E' uno di quei film importantissimi che hanno fatto da cassa di risonanza al nascente bisogno di uscire dalla retorica dell'eroe e che aiutano a guardare in faccia l'orrore della guerra e della solitudine a cui vanno incontro i "reduci". Ma la lezione è ancora tutta da assimilare e da integrare, vista la lentezza che ha la coscienza umana nel cambiare realmente registro...

Christian ha detto...

Sono d'accordo. Dal punto di vista artistico e prettamente cinematografico è forse un po' sopravvalutato ("Apocalypse Now" è decisamente su un livello superiore), ma come importanza storica e sociale è una pellicola da cui non si può prescindere se si guarda alla storia del cinema americano.

Nicholai Hel ha detto...

Sono contento che finalmente hai visto questo film.

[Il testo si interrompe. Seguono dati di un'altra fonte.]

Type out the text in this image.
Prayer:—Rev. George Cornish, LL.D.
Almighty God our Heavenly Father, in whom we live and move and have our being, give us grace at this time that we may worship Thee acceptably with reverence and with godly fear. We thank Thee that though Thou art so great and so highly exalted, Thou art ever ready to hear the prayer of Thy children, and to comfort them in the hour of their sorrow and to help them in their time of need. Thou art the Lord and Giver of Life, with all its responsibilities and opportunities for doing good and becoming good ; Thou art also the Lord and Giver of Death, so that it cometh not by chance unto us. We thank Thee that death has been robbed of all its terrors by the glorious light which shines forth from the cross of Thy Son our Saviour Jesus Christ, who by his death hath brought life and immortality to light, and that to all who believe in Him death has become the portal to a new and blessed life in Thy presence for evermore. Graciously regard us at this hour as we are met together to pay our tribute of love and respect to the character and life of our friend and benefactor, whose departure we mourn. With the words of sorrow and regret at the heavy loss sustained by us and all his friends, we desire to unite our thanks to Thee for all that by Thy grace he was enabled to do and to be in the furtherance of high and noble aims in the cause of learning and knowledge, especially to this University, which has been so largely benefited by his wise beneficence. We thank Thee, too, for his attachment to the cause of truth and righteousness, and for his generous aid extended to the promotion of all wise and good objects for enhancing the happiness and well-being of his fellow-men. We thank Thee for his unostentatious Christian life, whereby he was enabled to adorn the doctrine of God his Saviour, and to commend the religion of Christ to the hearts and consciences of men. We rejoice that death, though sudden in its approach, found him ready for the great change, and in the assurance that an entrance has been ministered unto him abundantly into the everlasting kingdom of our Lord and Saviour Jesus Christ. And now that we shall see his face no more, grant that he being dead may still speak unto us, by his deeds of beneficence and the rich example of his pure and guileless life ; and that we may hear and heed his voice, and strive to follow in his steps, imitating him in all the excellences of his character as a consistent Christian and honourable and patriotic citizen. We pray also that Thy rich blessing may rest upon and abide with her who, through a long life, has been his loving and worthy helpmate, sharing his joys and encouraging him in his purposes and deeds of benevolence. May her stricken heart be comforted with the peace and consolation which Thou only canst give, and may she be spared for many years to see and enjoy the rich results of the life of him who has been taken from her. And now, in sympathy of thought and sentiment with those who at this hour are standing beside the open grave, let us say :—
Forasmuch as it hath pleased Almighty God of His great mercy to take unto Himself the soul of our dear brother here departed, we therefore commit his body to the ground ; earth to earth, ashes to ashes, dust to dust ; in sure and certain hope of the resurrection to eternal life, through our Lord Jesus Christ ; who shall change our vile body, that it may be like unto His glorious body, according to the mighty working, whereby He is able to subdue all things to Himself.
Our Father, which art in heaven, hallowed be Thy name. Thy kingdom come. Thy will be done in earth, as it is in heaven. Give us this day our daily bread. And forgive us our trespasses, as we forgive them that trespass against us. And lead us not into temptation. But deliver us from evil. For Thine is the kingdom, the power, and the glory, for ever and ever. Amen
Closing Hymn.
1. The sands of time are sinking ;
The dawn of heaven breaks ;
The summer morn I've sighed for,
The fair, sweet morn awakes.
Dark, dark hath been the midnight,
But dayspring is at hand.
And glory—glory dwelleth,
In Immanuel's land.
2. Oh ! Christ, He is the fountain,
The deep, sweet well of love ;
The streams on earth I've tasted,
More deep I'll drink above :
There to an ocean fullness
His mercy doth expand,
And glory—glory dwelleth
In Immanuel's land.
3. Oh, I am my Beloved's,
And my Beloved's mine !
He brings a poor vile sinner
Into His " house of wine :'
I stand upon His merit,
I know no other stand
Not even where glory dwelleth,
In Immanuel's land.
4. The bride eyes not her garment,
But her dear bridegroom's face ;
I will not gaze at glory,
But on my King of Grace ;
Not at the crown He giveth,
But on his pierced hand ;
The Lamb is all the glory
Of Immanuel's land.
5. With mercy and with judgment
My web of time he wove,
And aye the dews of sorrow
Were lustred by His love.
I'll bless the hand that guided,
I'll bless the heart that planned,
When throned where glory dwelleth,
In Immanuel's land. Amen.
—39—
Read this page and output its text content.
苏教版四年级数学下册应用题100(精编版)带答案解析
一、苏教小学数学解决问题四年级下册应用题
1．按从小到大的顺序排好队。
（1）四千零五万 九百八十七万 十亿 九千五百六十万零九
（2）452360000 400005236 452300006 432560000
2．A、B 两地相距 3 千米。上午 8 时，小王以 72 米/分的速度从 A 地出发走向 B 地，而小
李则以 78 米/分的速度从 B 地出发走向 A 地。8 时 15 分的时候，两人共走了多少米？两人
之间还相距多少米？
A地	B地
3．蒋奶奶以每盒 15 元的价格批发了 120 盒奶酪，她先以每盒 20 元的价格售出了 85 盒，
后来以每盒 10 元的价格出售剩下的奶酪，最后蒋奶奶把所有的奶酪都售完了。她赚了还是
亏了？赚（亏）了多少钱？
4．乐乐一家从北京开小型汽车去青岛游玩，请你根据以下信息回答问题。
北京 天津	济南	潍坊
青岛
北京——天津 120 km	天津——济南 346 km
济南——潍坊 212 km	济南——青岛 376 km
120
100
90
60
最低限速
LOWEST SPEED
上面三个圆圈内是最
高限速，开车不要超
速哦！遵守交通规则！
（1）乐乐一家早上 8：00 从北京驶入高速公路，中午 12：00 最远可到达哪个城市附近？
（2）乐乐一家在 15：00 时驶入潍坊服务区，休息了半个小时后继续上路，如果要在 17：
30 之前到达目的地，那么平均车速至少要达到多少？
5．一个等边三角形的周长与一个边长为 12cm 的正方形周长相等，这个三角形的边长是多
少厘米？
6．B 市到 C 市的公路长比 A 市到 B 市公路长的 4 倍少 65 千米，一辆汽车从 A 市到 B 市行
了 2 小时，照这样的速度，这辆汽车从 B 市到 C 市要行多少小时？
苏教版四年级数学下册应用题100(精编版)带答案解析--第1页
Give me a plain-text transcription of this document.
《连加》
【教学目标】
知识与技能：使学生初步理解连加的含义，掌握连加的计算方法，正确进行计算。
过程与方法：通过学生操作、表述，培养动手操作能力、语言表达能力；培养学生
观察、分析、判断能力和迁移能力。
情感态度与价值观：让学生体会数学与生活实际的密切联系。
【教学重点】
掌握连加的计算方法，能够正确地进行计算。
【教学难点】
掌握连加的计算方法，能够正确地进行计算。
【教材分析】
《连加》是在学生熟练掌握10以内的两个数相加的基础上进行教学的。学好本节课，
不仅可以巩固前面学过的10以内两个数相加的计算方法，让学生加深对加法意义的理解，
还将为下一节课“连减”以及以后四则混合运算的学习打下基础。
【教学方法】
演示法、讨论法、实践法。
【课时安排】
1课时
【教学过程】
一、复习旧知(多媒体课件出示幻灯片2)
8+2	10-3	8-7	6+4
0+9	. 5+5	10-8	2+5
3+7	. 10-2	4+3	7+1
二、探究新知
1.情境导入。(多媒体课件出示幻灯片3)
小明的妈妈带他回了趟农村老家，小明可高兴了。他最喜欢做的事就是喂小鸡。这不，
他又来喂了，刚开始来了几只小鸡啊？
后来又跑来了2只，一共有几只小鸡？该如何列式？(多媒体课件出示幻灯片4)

Riguardo alla "trasformazione di Nick", oltre alla tragicità dell'esperienza della guerra e della prigionia, devi considerare la dipendenza dalla droga. Nell'ultima roulette russa quando Mike gli prende la mano sono infatti evidenti i segni delle siringhe sul braccio di Nick.
Infine resta memorabile la scena del biliardo con la mitica " Can't Take My Eyes Off You".
Bis Dann

Nicholai Hel

Christian ha detto...

Certo, è un po' tutto l'insieme (le esperienze della guerra, la tossicodipendenza) a far precipitare Nick sempre di più nel tunnel, quando invece all'inizio si poteva pensare che sarebbe stato Michael quello più a rischio. In ogni caso, un film che (ora che ho rotto il ghiaccio, vedendolo finalmente per la prima volta!) conto di rivedere spesso negli anni a venire, per arrivare a coglierne sempre meglio le tante sfumature.